Laboratoire interdisciplinaire de Physique, Université Joseph Fourier (Grenoble 1), Domaine universitaire, Bat. E45 140, Rue de la physique, BP 87, 38402, Saint Martin d'Hères, Cedex 9, France.
Chromosome Instability & Dynamics Laboratory, Instituto de Biologia Molecular e Celular, Universidade do Porto, Rua Alfredo Allen 208, 4200-135, Porto, Portugal.
Nat Commun. 2019 Jan 3;10(1):52. doi: 10.1038/s41467-018-07965-6.
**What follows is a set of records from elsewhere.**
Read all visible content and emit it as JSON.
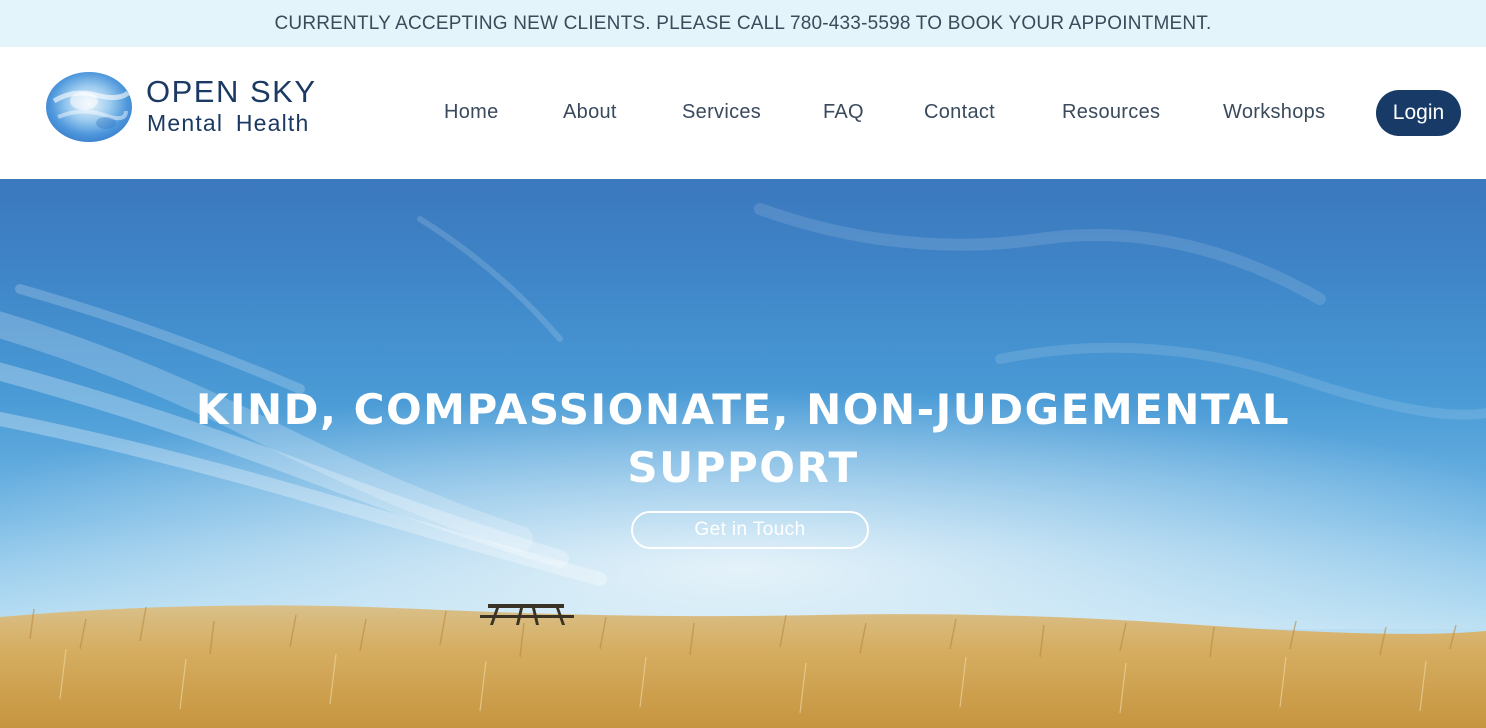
{
  "announcement": {
    "text": "CURRENTLY ACCEPTING NEW CLIENTS. PLEASE CALL 780-433-5598 TO BOOK YOUR APPOINTMENT."
  },
  "brand": {
    "title": "OPEN SKY",
    "subtitle": "Mental Health",
    "logo_icon": "watercolor-circle-logo"
  },
  "nav": {
    "items": [
      {
        "label": "Home"
      },
      {
        "label": "About"
      },
      {
        "label": "Services"
      },
      {
        "label": "FAQ"
      },
      {
        "label": "Contact"
      },
      {
        "label": "Resources"
      },
      {
        "label": "Workshops"
      }
    ],
    "login_label": "Login"
  },
  "hero": {
    "title_line1": "KIND, COMPASSIONATE, NON-JUDGEMENTAL",
    "title_line2": "SUPPORT",
    "cta_label": "Get in Touch",
    "background": "blue sky over golden wheat field with picnic table"
  },
  "colors": {
    "announcement_bg": "#e3f4fb",
    "brand_navy": "#1b3a63",
    "login_bg": "#173a66",
    "sky_blue": "#4a9bd6",
    "field_gold": "#d8b36a"
  }
}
The presence of aberrant number of centrioles is a recognized cause of aneuploidy and hallmark of cancer. Hence, centriole duplication needs to be tightly regulated. It has been proposed that centriole separation limits centrosome duplication. The mechanism driving centriole separation is poorly understood and little is known on how this is linked to centriole duplication. Here, we propose that actin-generated forces regulate centriole separation. By imposing geometric constraints via micropatterns, we were able to prove that precise acto-myosin force arrangements control direction, distance and time of centriole separation. Accordingly, inhibition of acto-myosin contractility impairs centriole separation. Alongside, we observed that organization of acto-myosin force modulates specifically the length of S-G2 phases of the cell cycle, PLK4 recruitment at the centrosome and centriole fidelity. These discoveries led us to suggest that acto-myosin forces might act in fundamental mechanisms of aneuploidy prevention.
中心体数量异常是导致非整倍体和癌症的公认原因。因此,中心体复制需要受到严格调控。有人提出,中心体分离限制了中心体的复制。然而,驱动中心体分离的机制还不太清楚,也不太清楚这与中心体复制是如何联系在一起的。在这里,我们提出肌动蛋白产生的力调节中心体分离。通过微图案施加几何约束,我们能够证明精确的肌动球蛋白力排列控制着中心体分离的方向、距离和时间。因此,肌动球蛋白收缩的抑制会损害中心体分离。同时,我们观察到肌动球蛋白力的组织特别调节细胞周期的 S-G2 期的长度、中心体处 PLK4 的募集和中心体保真度。这些发现使我们提出肌动球蛋白力可能在预防非整倍体的基本机制中发挥作用。